Selon la même logique que pour les retraites, il faudrait maîtriser la progression des dépenses de santé. .

 

La maîtrise de consommations autres que la consommation médicale, l’automobile ou l’électronique par exemple, n’est pas soulevée par les économistes libéraux .Par contre les 11 % du PIB consacrés (en 2008) à la santé en France leur posent problèmes. Mais aux Etats-Unis, les dépenses importantes (16,8 % du PIB consacré à la santé en 2008) ne les inquiète pas.

 

Certaines consommations sont bonnes et d’autres sont mauvaises dans certains pays seulement…

 

Les mauvaises dépenses concernent celles qui ont un certain niveau de socialisation. Il ne s’agit donc pas de maîtrise des dépenses de santé, mais en réalité de maîtrise des dépenses remboursées par la Sécurité sociale.

 

Retraite, santé  la question fondamentale est celle du rapport capital/ travail.

Le « déficit »

 

Chaque année, depuis 1946 7 « le trou de la Sécu…abyssal, énorme ,colossal…» agite les médias, souvent sans la moindre rigueur.

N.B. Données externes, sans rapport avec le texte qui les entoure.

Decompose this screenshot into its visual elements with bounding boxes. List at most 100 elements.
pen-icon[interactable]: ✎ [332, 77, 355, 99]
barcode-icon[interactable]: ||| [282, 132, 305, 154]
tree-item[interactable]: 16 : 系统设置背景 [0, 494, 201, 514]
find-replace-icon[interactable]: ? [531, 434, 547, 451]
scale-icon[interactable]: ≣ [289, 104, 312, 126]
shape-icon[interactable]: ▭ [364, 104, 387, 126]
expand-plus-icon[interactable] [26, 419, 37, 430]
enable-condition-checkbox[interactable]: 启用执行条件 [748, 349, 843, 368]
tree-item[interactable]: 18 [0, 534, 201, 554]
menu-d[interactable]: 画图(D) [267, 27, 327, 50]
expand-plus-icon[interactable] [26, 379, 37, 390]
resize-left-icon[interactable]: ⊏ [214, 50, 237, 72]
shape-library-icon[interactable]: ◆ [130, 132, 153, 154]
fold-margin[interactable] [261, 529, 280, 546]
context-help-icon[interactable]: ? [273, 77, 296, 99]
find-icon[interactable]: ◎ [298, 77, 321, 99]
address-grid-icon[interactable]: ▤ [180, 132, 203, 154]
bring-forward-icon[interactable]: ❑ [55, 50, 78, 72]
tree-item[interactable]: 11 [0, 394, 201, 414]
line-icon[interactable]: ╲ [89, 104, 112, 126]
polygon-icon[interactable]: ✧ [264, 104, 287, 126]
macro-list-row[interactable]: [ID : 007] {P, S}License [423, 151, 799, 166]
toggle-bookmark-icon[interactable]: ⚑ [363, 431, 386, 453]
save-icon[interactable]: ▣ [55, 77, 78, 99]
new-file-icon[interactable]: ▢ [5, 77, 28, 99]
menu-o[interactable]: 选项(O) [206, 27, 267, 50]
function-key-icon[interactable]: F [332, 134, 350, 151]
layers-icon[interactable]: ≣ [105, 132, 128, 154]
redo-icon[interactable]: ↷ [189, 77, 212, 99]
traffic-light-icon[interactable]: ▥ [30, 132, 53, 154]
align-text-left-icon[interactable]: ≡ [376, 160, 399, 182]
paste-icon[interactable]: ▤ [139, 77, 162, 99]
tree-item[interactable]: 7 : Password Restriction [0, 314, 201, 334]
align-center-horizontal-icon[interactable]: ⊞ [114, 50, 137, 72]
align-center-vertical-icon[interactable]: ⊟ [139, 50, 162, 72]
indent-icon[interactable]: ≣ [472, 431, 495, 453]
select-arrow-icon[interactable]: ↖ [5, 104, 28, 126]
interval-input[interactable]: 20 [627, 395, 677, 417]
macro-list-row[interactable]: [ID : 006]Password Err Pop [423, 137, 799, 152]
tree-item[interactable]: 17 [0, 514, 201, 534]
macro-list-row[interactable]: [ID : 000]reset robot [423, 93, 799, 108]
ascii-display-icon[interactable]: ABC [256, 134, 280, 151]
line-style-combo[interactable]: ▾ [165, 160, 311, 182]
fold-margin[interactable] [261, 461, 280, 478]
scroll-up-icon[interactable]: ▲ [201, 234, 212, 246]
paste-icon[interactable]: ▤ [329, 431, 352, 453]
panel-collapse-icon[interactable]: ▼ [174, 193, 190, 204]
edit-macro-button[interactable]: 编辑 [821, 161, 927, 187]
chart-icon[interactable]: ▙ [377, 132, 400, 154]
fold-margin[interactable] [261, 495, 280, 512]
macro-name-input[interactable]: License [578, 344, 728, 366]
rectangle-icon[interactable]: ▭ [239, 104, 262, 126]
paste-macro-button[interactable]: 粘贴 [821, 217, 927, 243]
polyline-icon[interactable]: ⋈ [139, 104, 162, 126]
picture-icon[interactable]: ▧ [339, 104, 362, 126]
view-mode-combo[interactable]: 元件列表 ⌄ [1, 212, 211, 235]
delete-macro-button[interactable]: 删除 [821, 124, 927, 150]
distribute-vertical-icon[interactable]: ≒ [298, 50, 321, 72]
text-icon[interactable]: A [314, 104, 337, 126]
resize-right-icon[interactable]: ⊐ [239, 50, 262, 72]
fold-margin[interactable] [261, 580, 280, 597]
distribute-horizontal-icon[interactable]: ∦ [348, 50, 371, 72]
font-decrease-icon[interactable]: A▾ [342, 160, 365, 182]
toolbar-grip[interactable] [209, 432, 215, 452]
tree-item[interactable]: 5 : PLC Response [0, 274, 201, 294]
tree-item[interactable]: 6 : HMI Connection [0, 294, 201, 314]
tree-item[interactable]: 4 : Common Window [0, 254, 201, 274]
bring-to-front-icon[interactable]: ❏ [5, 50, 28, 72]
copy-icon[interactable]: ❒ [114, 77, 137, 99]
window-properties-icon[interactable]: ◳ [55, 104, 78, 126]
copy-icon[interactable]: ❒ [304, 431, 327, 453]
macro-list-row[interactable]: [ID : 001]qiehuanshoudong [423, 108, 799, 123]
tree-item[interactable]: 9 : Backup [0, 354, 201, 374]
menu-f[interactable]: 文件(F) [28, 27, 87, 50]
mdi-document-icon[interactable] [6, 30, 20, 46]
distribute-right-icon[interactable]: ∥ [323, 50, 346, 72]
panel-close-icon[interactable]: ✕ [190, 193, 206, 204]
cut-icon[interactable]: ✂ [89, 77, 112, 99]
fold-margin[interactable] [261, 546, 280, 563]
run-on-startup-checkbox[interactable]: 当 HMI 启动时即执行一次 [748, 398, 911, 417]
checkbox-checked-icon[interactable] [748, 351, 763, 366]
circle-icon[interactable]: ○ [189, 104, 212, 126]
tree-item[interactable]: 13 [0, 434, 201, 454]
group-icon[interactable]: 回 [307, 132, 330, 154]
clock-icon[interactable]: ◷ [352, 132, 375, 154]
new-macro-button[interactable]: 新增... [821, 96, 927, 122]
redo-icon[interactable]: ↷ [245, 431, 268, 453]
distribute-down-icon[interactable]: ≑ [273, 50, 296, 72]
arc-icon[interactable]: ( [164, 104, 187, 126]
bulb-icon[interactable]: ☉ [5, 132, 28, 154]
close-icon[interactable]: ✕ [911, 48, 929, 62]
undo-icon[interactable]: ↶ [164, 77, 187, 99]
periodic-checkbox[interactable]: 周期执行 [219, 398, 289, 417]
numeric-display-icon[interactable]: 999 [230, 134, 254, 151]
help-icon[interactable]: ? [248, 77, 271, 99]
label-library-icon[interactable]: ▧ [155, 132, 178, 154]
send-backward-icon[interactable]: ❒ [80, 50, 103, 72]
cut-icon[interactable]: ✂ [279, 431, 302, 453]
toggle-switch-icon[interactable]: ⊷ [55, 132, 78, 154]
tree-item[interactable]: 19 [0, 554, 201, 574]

S’agit-il du déficit de la protection sociale ou de la Sécu ? S’agit-il de l’assurance maladie ou de toute les branches  ? S’agit-il du régime général ou de tout les régimes ?

 

Les organisations syndicales, les partis de gauche ont dénoncé le mensonge du déficit jusqu’aux années 80. Ils expliquaient que rapporté aux sommes en jeu, bien plus importantes que le budget de l’Etat,8 elles étaient dérisoires. Ils dénonçaient les mesures qui privaient de recettes les caisses. Aujourd’hui, sauf à l’extrême gauche, personne ne rétabli la réalité des chiffres. Pourtant en parcourant les nombreux rapports officiels , il n’est pas trop compliqué de montrer que ce déficit est une construction politique 9.

 

Le NPA continue d’affirmer qu’il n’y a pas de déficit. Les syndicats, le PC et le PS, la Mutualité Française demandent « une réforme du mode de financement pour trouver des solutions. ». Le NPA ne se place pas sur le terrain du soit-disant « problème financier de la Sécurité sociale ».

 

La Sécurité  sociale ne souffre pas d’un excès de dépenses mais d’un manque de recettes en raison du chômage et des bas salaires . Cinq millions de privés d’emploi salarié retrouvant  une activité salariée apporterait  65 milliards d’€  aux caisses de Sécu  (100.000 chômeurs, c’est 1,3 milliard de cotisations en moins)  : 1% d’augmentation de la masse salariale apporterait 3 milliards d’€.

 

De nombreuses mesures assèchent  le financement de la Sécu . Ces politiques délibérée créent de toute pièce un déficit qui n’existerait pas sans ce pillage, ce vol de notre salaire socialisé.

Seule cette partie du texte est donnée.